喉を開くスープ。

食べ歩き ,

スープを大切にしている料理人は、信頼してしまう。
「Cosi Com’e(コジコメ)」でも、メニューの一番上に、「玉ねぎのスープ」が書かれている。
一見、オニオングラタンのようだが、そうではない。
玉ねぎの炒め方とフォンの合わせ方に、井村シェフの感覚があって、飲んだ瞬間に「一緒じゃないよ」と言われる。
カラメリゼするまで炒めてあるが、炒め過ぎていない。
あのオニオングラタンの濃密な甘みと一緒ながら、その一歩手前にとどめた弱さがある。
しなやかさといってもいいだろう。
玉ねぎの繊維が壊れ、辛味成分の硫化アリルが抜け、水分が抜けて、数種の甘み成分が凝縮していく。

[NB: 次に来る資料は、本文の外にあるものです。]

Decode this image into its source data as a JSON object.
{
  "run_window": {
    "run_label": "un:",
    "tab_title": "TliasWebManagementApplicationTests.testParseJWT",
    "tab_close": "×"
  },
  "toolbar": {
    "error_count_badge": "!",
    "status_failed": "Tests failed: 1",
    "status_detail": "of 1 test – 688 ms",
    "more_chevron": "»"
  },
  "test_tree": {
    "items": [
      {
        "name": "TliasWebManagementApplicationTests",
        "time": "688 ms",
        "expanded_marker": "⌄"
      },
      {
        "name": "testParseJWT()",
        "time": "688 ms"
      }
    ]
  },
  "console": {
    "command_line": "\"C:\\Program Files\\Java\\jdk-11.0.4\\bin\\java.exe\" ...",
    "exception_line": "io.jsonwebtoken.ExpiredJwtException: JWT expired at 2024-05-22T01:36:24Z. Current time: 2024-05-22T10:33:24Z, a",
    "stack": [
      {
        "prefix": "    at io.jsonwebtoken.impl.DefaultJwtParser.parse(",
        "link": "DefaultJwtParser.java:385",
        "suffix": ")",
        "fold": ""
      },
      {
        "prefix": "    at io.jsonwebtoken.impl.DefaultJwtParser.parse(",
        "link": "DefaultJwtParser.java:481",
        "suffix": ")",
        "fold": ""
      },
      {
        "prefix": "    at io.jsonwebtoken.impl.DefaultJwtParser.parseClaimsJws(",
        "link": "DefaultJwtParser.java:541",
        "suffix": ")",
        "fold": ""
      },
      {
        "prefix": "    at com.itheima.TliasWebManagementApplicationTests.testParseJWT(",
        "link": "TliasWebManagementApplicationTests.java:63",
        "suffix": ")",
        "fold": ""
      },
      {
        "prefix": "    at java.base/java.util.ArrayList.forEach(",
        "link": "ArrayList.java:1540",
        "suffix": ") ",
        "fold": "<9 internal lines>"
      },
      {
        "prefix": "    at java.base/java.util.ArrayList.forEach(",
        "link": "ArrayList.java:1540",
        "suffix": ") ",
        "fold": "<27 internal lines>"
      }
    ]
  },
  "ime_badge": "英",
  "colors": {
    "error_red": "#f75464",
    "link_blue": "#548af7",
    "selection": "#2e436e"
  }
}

だがわずかに水分が残っている状態で、止めているのかもしれない。
甘みが丸く、柔らかなのである。
そうシェフに伝えると、「そうなんです」と。嬉しそうに笑いながら、「でもちっとも出ないんです」と、はにかまれた。
玉ねぎのスープ600円。
この店の美味しい料理をいただくために、冷えた体と心を温め、喉を開くスープを飲んではどうだろう。